I thought that was my favorite part, but then I re-read the part where they put their own product in airquotes. "Today, we are in the midst of a chocolate renaissance, with more and more chocolate lovers demanding 'real chocolate' such as Ah Cacao's." Oh my god, you did not just write that like your chocolate is fake. Awesome.

I wish they had listed ingredients somewhere on the wrapper instead of several inches of the same old chocolate facts that everyone knows. I would love to know what gives the chocolates that weirdly insubstantial texture. The white one is not bad for white chocolate; it tastes like there's actual cacao butter in it, It's sweet and buttery and smooth, which is all to the good.
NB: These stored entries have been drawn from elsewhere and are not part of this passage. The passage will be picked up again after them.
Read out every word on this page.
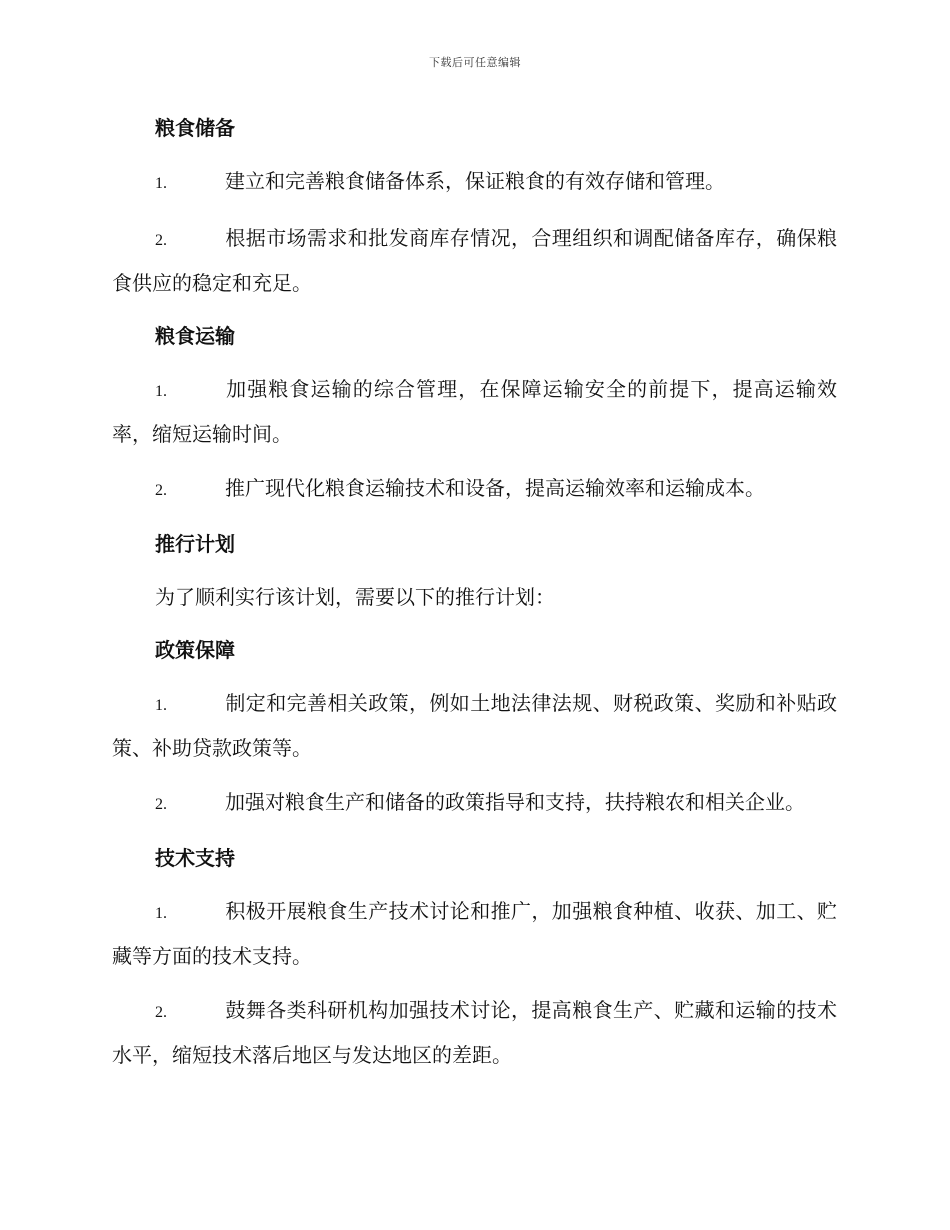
下载后可任意编辑
粮食储备

1.	建立和完善粮食储备体系，保证粮食的有效存储和管理。

2.	根据市场需求和批发商库存情况，合理组织和调配储备库存，确保粮食供应的稳定和充足。

粮食运输

1.	加强粮食运输的综合管理，在保障运输安全的前提下，提高运输效率，缩短运输时间。

2.	推广现代化粮食运输技术和设备，提高运输效率和运输成本。

推行计划

为了顺利实行该计划，需要以下的推行计划：

政策保障

1.	制定和完善相关政策，例如土地法律法规、财税政策、奖励和补贴政策、补助贷款政策等。

2.	加强对粮食生产和储备的政策指导和支持，扶持粮农和相关企业。

技术支持

1.	积极开展粮食生产技术讨论和推广，加强粮食种植、收获、加工、贮藏等方面的技术支持。

2.	鼓舞各类科研机构加强技术讨论，提高粮食生产、贮藏和运输的技术水平，缩短技术落后地区与发达地区的差距。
Sadly, it just makes me crave the real thing.

So I hit the milk chocolate "bean." It had the same texture: almost powdery. The smell was nice, kind of like coffee, but the bean's powdery texture didn't give up its chocolate flavor until the last moment of each bite. I don't know enough to judge for sure, but the texture was so much like the white chocolate bean that I wondered if they had jam-packed these things with cacao butter instead of cacao mass. It had a good chocolate flavor, but not a lot of it.

What was really confusing was the way that the dark bean was powdery too. Unlike the other two, it was downright, violently bitter. They didn't put a percentage on the label, so I don't know what was going on. It's not bad, but it's a little disturbing. I'm used to really dark chocolate in hard, thin, bar form, not big fat powdery shapes.

Now, they're old. These particular ones, I mean. They could have gotten powdery all on their lonesomes. I'd still object to the big leap between the overly creamy-buttery white and milk chocolates and the strong, bitter dark chocolate. From the jarring contrasts to the dense but unhelpful label, the whole thing seems badly thought-out. They just didn't put the effort in to make any part of it really solid. Especially the chocolate.